Setelah keduanya, ada Ibnu Hajar dan al-Ramli rahimahumallah. Pendapat yang muktamad dalam mazhab adalah apa yang keduanya sepakati. Jika keduanya berbeda pendapat, ulama mazhab Syafi’i Yaman dan Hijaz lebih mengungggulkan pendapat Ibnu Hajar, sementara ulama mazhab Syafi’i Mesir lebih mengungggulkan pendapat al-Ramli.
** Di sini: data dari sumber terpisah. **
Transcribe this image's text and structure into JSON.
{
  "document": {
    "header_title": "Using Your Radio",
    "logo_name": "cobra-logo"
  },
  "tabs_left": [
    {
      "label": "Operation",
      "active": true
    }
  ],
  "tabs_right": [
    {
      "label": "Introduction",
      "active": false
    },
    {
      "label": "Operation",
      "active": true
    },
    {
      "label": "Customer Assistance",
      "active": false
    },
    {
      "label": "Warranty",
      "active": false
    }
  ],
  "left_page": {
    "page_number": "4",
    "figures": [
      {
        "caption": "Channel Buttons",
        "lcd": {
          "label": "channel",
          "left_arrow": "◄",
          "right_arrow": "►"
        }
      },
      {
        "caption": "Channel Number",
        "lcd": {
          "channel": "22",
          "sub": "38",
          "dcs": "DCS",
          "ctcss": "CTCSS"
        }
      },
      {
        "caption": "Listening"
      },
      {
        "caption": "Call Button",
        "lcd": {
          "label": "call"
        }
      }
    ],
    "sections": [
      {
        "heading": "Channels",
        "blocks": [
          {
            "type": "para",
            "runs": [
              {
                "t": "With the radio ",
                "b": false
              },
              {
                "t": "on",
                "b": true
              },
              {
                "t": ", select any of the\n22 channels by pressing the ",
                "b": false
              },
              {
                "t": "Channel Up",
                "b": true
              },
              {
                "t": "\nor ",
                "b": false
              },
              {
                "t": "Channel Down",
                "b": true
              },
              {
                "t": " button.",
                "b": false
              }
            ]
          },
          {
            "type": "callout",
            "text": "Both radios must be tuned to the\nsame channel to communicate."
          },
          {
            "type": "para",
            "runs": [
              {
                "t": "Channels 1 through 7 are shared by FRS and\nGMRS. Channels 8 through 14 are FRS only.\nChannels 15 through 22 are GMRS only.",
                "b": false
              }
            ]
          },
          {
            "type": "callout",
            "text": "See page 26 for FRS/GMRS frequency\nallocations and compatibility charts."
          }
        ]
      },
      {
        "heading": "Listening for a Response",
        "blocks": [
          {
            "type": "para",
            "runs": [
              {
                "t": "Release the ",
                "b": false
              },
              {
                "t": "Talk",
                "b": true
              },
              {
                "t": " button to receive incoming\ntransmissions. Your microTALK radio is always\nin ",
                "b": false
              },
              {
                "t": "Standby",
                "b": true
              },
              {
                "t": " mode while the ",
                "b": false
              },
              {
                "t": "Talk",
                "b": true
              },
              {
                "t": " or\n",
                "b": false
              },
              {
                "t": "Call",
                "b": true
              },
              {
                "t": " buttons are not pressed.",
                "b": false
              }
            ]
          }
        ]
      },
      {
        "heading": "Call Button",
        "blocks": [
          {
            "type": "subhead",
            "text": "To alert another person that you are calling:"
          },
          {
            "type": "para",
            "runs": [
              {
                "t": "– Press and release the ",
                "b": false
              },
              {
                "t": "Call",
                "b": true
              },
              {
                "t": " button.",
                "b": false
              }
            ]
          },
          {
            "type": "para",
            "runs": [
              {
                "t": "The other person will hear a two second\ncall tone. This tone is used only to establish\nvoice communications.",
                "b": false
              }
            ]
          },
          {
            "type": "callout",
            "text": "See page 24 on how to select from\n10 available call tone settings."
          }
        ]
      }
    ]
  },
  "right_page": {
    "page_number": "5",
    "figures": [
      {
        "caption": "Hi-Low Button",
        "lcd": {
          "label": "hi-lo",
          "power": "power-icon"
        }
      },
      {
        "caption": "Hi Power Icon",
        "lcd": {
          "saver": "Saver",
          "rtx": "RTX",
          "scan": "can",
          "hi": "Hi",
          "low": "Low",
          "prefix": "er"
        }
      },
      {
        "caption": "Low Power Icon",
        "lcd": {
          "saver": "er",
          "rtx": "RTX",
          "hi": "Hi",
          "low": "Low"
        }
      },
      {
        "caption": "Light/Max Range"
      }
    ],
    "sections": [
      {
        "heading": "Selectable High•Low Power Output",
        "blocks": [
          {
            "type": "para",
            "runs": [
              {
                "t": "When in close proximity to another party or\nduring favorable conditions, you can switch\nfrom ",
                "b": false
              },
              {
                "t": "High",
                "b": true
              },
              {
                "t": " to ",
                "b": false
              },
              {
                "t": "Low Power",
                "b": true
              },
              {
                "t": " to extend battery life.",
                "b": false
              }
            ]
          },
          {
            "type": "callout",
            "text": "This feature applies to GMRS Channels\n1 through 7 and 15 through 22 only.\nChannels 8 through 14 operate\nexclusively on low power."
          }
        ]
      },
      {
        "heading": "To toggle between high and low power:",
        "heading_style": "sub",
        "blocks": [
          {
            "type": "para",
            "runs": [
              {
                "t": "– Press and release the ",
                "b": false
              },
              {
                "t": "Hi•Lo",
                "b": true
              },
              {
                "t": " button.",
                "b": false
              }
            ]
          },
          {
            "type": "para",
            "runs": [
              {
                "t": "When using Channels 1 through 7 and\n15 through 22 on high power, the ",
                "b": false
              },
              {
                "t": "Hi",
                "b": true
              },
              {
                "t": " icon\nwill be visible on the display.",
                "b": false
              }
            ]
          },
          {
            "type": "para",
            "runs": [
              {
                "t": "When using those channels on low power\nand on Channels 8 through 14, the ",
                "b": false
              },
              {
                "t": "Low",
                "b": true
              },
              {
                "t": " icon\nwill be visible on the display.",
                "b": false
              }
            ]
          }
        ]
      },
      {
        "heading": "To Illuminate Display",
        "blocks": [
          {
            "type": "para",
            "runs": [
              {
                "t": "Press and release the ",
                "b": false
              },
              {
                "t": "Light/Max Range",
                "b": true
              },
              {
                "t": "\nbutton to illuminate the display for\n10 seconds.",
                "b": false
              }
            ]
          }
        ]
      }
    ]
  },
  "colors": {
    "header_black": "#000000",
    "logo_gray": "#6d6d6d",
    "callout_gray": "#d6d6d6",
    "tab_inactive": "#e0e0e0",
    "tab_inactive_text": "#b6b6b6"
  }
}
Manfaat mempelajari fiqh melalui satu mazhab, terkhusus mazhab Syafi’i bagi masyarakat Indonesia.
Mempelajari fiqh melalui salah satu mazhab fiqh sangatlah penting karena beberapa alasan berikut:

  1. Konsistensi dan Kesatuan: Mengikuti satu mazhab membantu menjaga konsistensi dalam penerapan hukum Islam. Ini membantu mencegah kebingungan yang bisa timbul dari memilih pendapat dari berbagai mazhab tanpa pengetahuan mendalam.
  2. Kedalaman Pemahaman: Memahami satu mazhab secara mendalam memungkinkan seseorang untuk benar-benar menguasai metodologi dan prinsip-prinsip yang mendasarinya. Ini memberikan landasan yang kuat sebelum mungkin beralih atau membandingkan dengan mazhab lain.
  3. Pembelajaran Terstruktur: Setiap mazhab memiliki struktur dan kurikulum yang jelas dalam mengajarkan fiqh. Ini membantu pelajar memulai dari dasar hingga ke tingkat lanjutan dengan langkah-langkah yang sistematis.
  4. Tradisi dan Warisan Ilmiah: Mazhab-mazhab fiqh terwariskan melalui jalur ilmiah yang panjang dengan kontribusi dari banyak ulama besar. Ini memberikan kekayaan dalam literatur dan rujukan yang dapat diandalkan.
  5. Sesuai dengan Lingkungan dan Budaya: Mengikuti mazhab yang sesuai dengan mayoritas masyarakat suatu daerah juga membantu dalam hal kebiasaan dan praktik sehari-hari yang sudah terinternalisasi dalam budaya setempat. Dan bagi masyarakat Indonesia adalah mazhab Imam Syafi’i.
    Namun, penting juga untuk tetap menghargai dan memahami perbedaan pendapat antar mazhab. Kesatuan dalam perbedaan adalah salah satu kekayaan Islam, dan memahami variasi ini dapat memperkaya pemahaman dan toleransi kita terhadap praktik ibadah yang berbeda.

Mazhab Syafi’i terus berkembang dan berkaitan erat dengan perkembangan ilmu pengetahuan dan kehidupan masyarakat. Para ulama dari berbagai generasi berkontribusi dalam memperkaya dan mengembangkan mazhab ini sehingga tetap relevan dan bermanfaat bagi umat Islam.